Randy Villegas wins Democratic primary in California's Central Valley race
Randy Villegas finished first among Democrats in California’s 22nd District, turning a Central Valley primary into a test of progressive economic populism.

Randy Villegas emerged as the Democratic standard-bearer in California’s 22nd Congressional District after a June 2 top-two primary that kept Republican incumbent David Valadao on top overall but reset the general election for a still-competitive Central Valley seat. Villegas took 31.2% of the vote, or 18,149 ballots, ahead of Democrat Jasmeet Bains at 27.0% and 15,695 votes. Valadao led the field with 41.9% and 24,367 votes in a primary that drew 58,211 total votes.
The result sends Villegas into a November 3 general election against Valadao, a race shaped as much by redistricting as by ideology. California voters approved Proposition 50 in November 2025, and the new congressional maps will take effect after the November 2026 election and remain in use through 2030. Analysts said the new lines could make it easier for Democrats to challenge Valadao, even as the district still trends Republican.

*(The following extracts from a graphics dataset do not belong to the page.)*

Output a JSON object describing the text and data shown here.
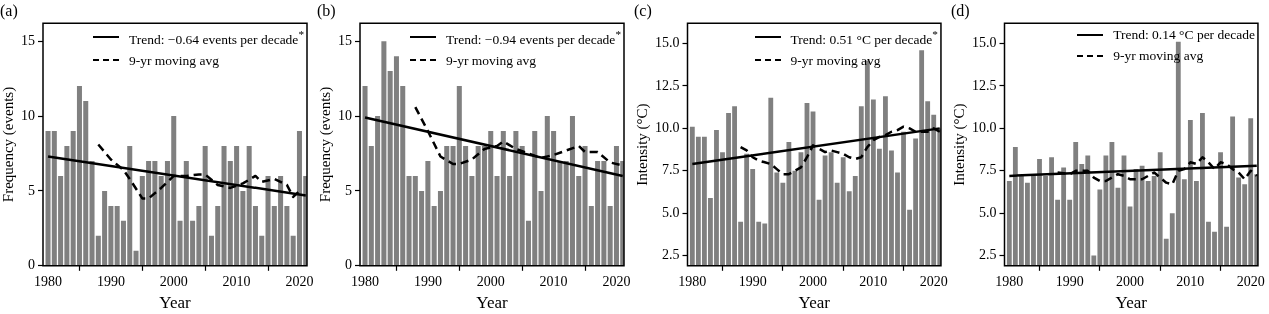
{
  "chart_data": [
    {
      "type": "bar",
      "title": "(a)",
      "xlabel": "Year",
      "ylabel": "Frequency (events)",
      "legend": "top right",
      "marker": "none",
      "xlim": [
        1979.2,
        2021.2
      ],
      "xticks": [
        1980,
        1990,
        2000,
        2010,
        2020
      ],
      "ylim": [
        0,
        16.2
      ],
      "yticks": [
        0,
        5,
        10,
        15
      ],
      "x": [
        1980,
        1981,
        1982,
        1983,
        1984,
        1985,
        1986,
        1987,
        1988,
        1989,
        1990,
        1991,
        1992,
        1993,
        1994,
        1995,
        1996,
        1997,
        1998,
        1999,
        2000,
        2001,
        2002,
        2003,
        2004,
        2005,
        2006,
        2007,
        2008,
        2009,
        2010,
        2011,
        2012,
        2013,
        2014,
        2015,
        2016,
        2017,
        2018,
        2019,
        2020,
        2021
      ],
      "series": [
        {
          "color": "#808080",
          "values": [
            9,
            9,
            6,
            8,
            9,
            12,
            11,
            7,
            2,
            5,
            4,
            4,
            3,
            8,
            1,
            6,
            7,
            7,
            6,
            7,
            10,
            3,
            7,
            3,
            4,
            8,
            2,
            4,
            8,
            7,
            8,
            5,
            8,
            4,
            2,
            6,
            4,
            6,
            4,
            2,
            9,
            6
          ]
        },
        {
          "type": "line",
          "name": "Trend: −0.64 events per decade$^{*}$",
          "color": "#000000",
          "line_style": "solid",
          "x": [
            1980,
            2021
          ],
          "values": [
            7.3,
            4.7
          ]
        },
        {
          "type": "line",
          "name": "9-yr moving avg",
          "color": "#000000",
          "line_style": "dashed",
          "x": [
            1988,
            1990,
            1992,
            1993,
            1995,
            1996,
            1998,
            2000,
            2002,
            2004,
            2005,
            2007,
            2009,
            2011,
            2013,
            2014,
            2016,
            2018,
            2019,
            2020
          ],
          "values": [
            8.1,
            7.1,
            6.4,
            5.8,
            4.5,
            4.5,
            5.2,
            6.0,
            6.0,
            6.1,
            6.1,
            5.4,
            5.2,
            5.5,
            6.0,
            5.6,
            5.8,
            5.4,
            4.6,
            5.0
          ]
        }
      ]
    },
    {
      "type": "bar",
      "title": "(b)",
      "xlabel": "Year",
      "ylabel": "Frequency (events)",
      "legend": "top right",
      "marker": "none",
      "xlim": [
        1979.2,
        2021.2
      ],
      "xticks": [
        1980,
        1990,
        2000,
        2010,
        2020
      ],
      "ylim": [
        0,
        16.2
      ],
      "yticks": [
        0,
        5,
        10,
        15
      ],
      "x": [
        1980,
        1981,
        1982,
        1983,
        1984,
        1985,
        1986,
        1987,
        1988,
        1989,
        1990,
        1991,
        1992,
        1993,
        1994,
        1995,
        1996,
        1997,
        1998,
        1999,
        2000,
        2001,
        2002,
        2003,
        2004,
        2005,
        2006,
        2007,
        2008,
        2009,
        2010,
        2011,
        2012,
        2013,
        2014,
        2015,
        2016,
        2017,
        2018,
        2019,
        2020,
        2021
      ],
      "series": [
        {
          "color": "#808080",
          "values": [
            12,
            8,
            10,
            15,
            13,
            14,
            12,
            6,
            6,
            5,
            7,
            4,
            5,
            8,
            8,
            12,
            8,
            6,
            8,
            8,
            9,
            6,
            9,
            6,
            9,
            8,
            3,
            9,
            5,
            10,
            9,
            7,
            7,
            10,
            6,
            8,
            4,
            7,
            7,
            4,
            8,
            7
          ]
        },
        {
          "type": "line",
          "name": "Trend: −0.94 events per decade$^{*}$",
          "color": "#000000",
          "line_style": "solid",
          "x": [
            1980,
            2021
          ],
          "values": [
            9.9,
            6.0
          ]
        },
        {
          "type": "line",
          "name": "9-yr moving avg",
          "color": "#000000",
          "line_style": "dashed",
          "x": [
            1988,
            1990,
            1992,
            1994,
            1995,
            1997,
            1999,
            2001,
            2002,
            2004,
            2006,
            2008,
            2010,
            2012,
            2014,
            2015,
            2017,
            2019,
            2021
          ],
          "values": [
            10.6,
            9.0,
            7.3,
            6.8,
            6.8,
            7.1,
            7.8,
            8.0,
            8.3,
            7.8,
            7.5,
            7.2,
            7.4,
            7.7,
            8.0,
            7.6,
            7.6,
            6.9,
            6.7
          ]
        }
      ]
    },
    {
      "type": "bar",
      "title": "(c)",
      "xlabel": "Year",
      "ylabel": "Intensity (°C)",
      "legend": "top right",
      "marker": "none",
      "xlim": [
        1979.2,
        2021.2
      ],
      "xticks": [
        1980,
        1990,
        2000,
        2010,
        2020
      ],
      "ylim": [
        1.9,
        16.2
      ],
      "yticks": [
        2.5,
        {
          "value": 5,
          "label": "5.0"
        },
        7.5,
        {
          "value": 10,
          "label": "10.0"
        },
        12.5,
        {
          "value": 15,
          "label": "15.0"
        }
      ],
      "x": [
        1980,
        1981,
        1982,
        1983,
        1984,
        1985,
        1986,
        1987,
        1988,
        1989,
        1990,
        1991,
        1992,
        1993,
        1994,
        1995,
        1996,
        1997,
        1998,
        1999,
        2000,
        2001,
        2002,
        2003,
        2004,
        2005,
        2006,
        2007,
        2008,
        2009,
        2010,
        2011,
        2012,
        2013,
        2014,
        2015,
        2016,
        2017,
        2018,
        2019,
        2020,
        2021
      ],
      "series": [
        {
          "color": "#808080",
          "values": [
            10.1,
            9.5,
            9.5,
            5.9,
            9.9,
            8.6,
            10.9,
            11.3,
            4.5,
            8.5,
            7.6,
            4.5,
            4.4,
            11.8,
            7.4,
            6.8,
            9.2,
            7.5,
            8.6,
            11.5,
            11.0,
            5.8,
            8.4,
            8.6,
            6.8,
            8.3,
            6.3,
            7.2,
            11.3,
            14.0,
            11.7,
            8.8,
            11.9,
            8.7,
            7.4,
            9.8,
            5.2,
            9.4,
            14.6,
            11.6,
            10.8,
            10.0
          ]
        },
        {
          "type": "line",
          "name": "Trend: 0.51 °C per decade$^{*}$",
          "color": "#000000",
          "line_style": "solid",
          "x": [
            1980,
            2021
          ],
          "values": [
            7.9,
            10.0
          ]
        },
        {
          "type": "line",
          "name": "9-yr moving avg",
          "color": "#000000",
          "line_style": "dashed",
          "x": [
            1988,
            1989,
            1990,
            1991,
            1992,
            1993,
            1994,
            1995,
            1996,
            1997,
            1998,
            1999,
            2000,
            2001,
            2002,
            2003,
            2004,
            2005,
            2006,
            2007,
            2008,
            2009,
            2010,
            2011,
            2012,
            2013,
            2014,
            2015,
            2016,
            2017,
            2018,
            2019,
            2020,
            2021
          ],
          "values": [
            8.9,
            8.7,
            8.3,
            8.1,
            8.0,
            7.9,
            7.6,
            7.3,
            7.3,
            7.5,
            7.7,
            8.3,
            9.0,
            8.8,
            8.6,
            8.7,
            8.6,
            8.5,
            8.3,
            8.2,
            8.3,
            8.9,
            9.3,
            9.5,
            9.6,
            9.8,
            9.9,
            10.1,
            10.0,
            9.8,
            9.8,
            9.8,
            10.0,
            9.8
          ]
        }
      ]
    },
    {
      "type": "bar",
      "title": "(d)",
      "xlabel": "Year",
      "ylabel": "Intensity (°C)",
      "legend": "top right",
      "marker": "none",
      "xlim": [
        1979.2,
        2021.2
      ],
      "xticks": [
        1980,
        1990,
        2000,
        2010,
        2020
      ],
      "ylim": [
        1.9,
        16.2
      ],
      "yticks": [
        2.5,
        {
          "value": 5,
          "label": "5.0"
        },
        7.5,
        {
          "value": 10,
          "label": "10.0"
        },
        12.5,
        {
          "value": 15,
          "label": "15.0"
        }
      ],
      "x": [
        1980,
        1981,
        1982,
        1983,
        1984,
        1985,
        1986,
        1987,
        1988,
        1989,
        1990,
        1991,
        1992,
        1993,
        1994,
        1995,
        1996,
        1997,
        1998,
        1999,
        2000,
        2001,
        2002,
        2003,
        2004,
        2005,
        2006,
        2007,
        2008,
        2009,
        2010,
        2011,
        2012,
        2013,
        2014,
        2015,
        2016,
        2017,
        2018,
        2019,
        2020,
        2021
      ],
      "series": [
        {
          "color": "#808080",
          "values": [
            6.9,
            8.9,
            7.2,
            6.8,
            7.2,
            8.2,
            7.2,
            8.3,
            5.8,
            7.7,
            5.8,
            9.2,
            7.9,
            8.4,
            2.5,
            6.4,
            8.4,
            9.2,
            6.5,
            8.4,
            5.4,
            7.6,
            7.8,
            6.9,
            7.2,
            8.6,
            3.5,
            5.0,
            15.1,
            7.0,
            10.5,
            6.9,
            10.9,
            4.5,
            3.9,
            8.6,
            4.2,
            10.7,
            7.1,
            6.7,
            10.6,
            7.3
          ]
        },
        {
          "type": "line",
          "name": "Trend: 0.14 °C per decade",
          "color": "#000000",
          "line_style": "solid",
          "x": [
            1980,
            2021
          ],
          "values": [
            7.2,
            7.8
          ]
        },
        {
          "type": "line",
          "name": "9-yr moving avg",
          "color": "#000000",
          "line_style": "dashed",
          "x": [
            1988,
            1990,
            1991,
            1993,
            1994,
            1995,
            1996,
            1997,
            1998,
            1999,
            2000,
            2002,
            2003,
            2004,
            2005,
            2006,
            2007,
            2008,
            2009,
            2010,
            2011,
            2012,
            2013,
            2014,
            2015,
            2016,
            2017,
            2018,
            2019,
            2020,
            2021
          ],
          "values": [
            7.4,
            7.3,
            7.5,
            7.5,
            7.1,
            6.9,
            6.9,
            7.1,
            7.3,
            7.2,
            7.0,
            7.0,
            7.2,
            7.4,
            7.1,
            6.8,
            6.7,
            7.5,
            7.6,
            8.0,
            7.9,
            8.3,
            8.0,
            7.6,
            8.0,
            7.9,
            7.6,
            7.4,
            7.0,
            7.5,
            7.2
          ]
        }
      ]
    }
  ]
}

That is the setting for a race that has become a stress test for how far progressive populism can travel in farm-country California. Maya C. Moore described it as part of a broader Democratic tug-of-war over whether the party should appeal to the middle or embrace a sharper economic message. Ballotpedia said Valadao, Bains and Villegas were leading in endorsements, fundraising and local media attention as of March 2026.
Villegas has leaned into the left flank of the party. A teacher, business owner and professor of political science at College of the Sequoias, he was appointed to the Visalia Unified Board of Education in 2021. His background runs through Golden Valley High School, Bakersfield College, California State University, Bakersfield and the University of California, Santa Cruz, where he earned a Ph.D. in 2022. His endorsements include Bernie Sanders, the Working Families Party, California Teachers Association, National Nurses United, California Environmental Voters, California Young Democrats, the Congressional Hispanic Caucus, BOLD PAC and the Congressional Progressive Caucus PAC.

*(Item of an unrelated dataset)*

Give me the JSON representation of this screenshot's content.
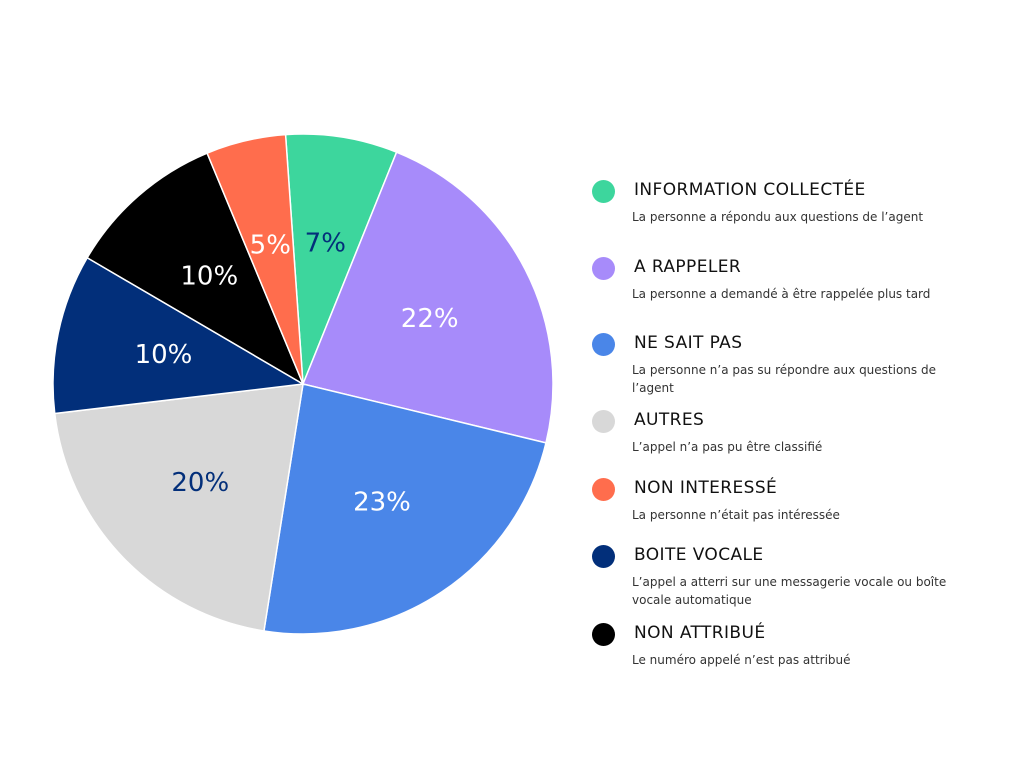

Bains, a physician and chief medical officer for the Central Valley on the California Medical Assistance Team, cast her challenge in sharper health care terms. She said Valadao voted to gut Medi-Cal and argued that the program provides 68% of the affordable health care in the community. Valadao, first elected to Congress in 2012, lost the seat in 2018 to TJ Cox and won it back in 2020. He has campaigned as a dairy farmer and an independent-minded lawmaker focused on local economic growth and water for farmers and communities.

The district’s new lines have made the seat more consequential, but they have not erased the underlying political split. Villegas has won the Democratic primary; now he must turn a progressive economic argument into a coalition broad enough to challenge one of the Central Valley’s most durable Republican incumbents.